Plaintiffs argue that Thorne v. Deas (supra) differs from the present case because defendant here “ had an interest ” in the subject-matter, being a mortgagee, but Deas had an interest, being a one-half owner of the property he failed to insure.
To approach the question from a different view — “ Nothing is consideration that is not regarded as such by both parties.” (Walton Water Co. v. Village of Walton, 238 N. Y. 46, 51; Banning Co. v. California, 240 U. S. 142, 153; Fire Insurance Assn. v. Wickham, 141 id. 564, 579; DeCicco v. Schweizer, 221 N. Y. 431, 438; Wisconsin, etc., Co. v. Powers, 191 U. S. 379, 386.) “ The promise and the consideration must purport to be the motive, each for the other * * *. It is not enough that the promise induces the detriment or that the detriment induces the promise if the other half is wanting.” (Allegheny College v. National Chautauqua County Bank, 246 N. Y. 369, 373.) In line with these principles, it is said: “ Mere forbearance without request is insufficient. * * * a detriment incurred in reliance on a promise is not valid consideration unless the detriment was requested as consideration.” (Williston Cont. § 136, pp. 300, 301; § 139, p. 308; Walton Water Co. v. Village of Walton, 207 App. Div. 708, 712.) The latter case was reversed but not on the principle expressed. In the present case the defendant did not request the plaintiffs to refrain from filing proofs, nor exact a promise that the plaintiffs would so refrain.

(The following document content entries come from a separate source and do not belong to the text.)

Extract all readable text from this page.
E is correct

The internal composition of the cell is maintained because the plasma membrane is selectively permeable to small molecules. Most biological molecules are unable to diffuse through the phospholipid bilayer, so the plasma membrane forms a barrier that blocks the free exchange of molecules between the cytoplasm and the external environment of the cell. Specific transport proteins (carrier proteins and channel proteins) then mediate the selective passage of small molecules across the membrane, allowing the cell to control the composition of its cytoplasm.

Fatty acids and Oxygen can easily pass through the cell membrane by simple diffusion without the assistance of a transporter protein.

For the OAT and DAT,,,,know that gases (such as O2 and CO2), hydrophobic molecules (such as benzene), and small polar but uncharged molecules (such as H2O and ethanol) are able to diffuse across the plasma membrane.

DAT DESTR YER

The plaintiffs did not so promise. All that their representative-son said was: “ I leave it up to you.” The plaintiffs could have filed immediately. They neither gave up nor promised to give up that right. The defendant was not interested in having the plaintiffs refrain from filing proofs and did not request *832it. It was neither the “ motive ” of, nor regarded by the defendant as consideration for, his promise if made.
We do not deem it necessary to consider the defendant’s contention that the alleged promise was one impossible for the defendant to perform or his contention that the plaintiffs could have recovered from the insurance company on the ground of waiver even though the proofs were not filed. The policy does require the insured to sign and swear to the proofs. “ These requirements manifestly will not be met by a statement and affidavit of any other person than the insured, provided it is possible for them to be given by him.” (Vance Ins. 789.)
Submit an order granting the motion to set aside the verdict and the motion to dismiss the complaint.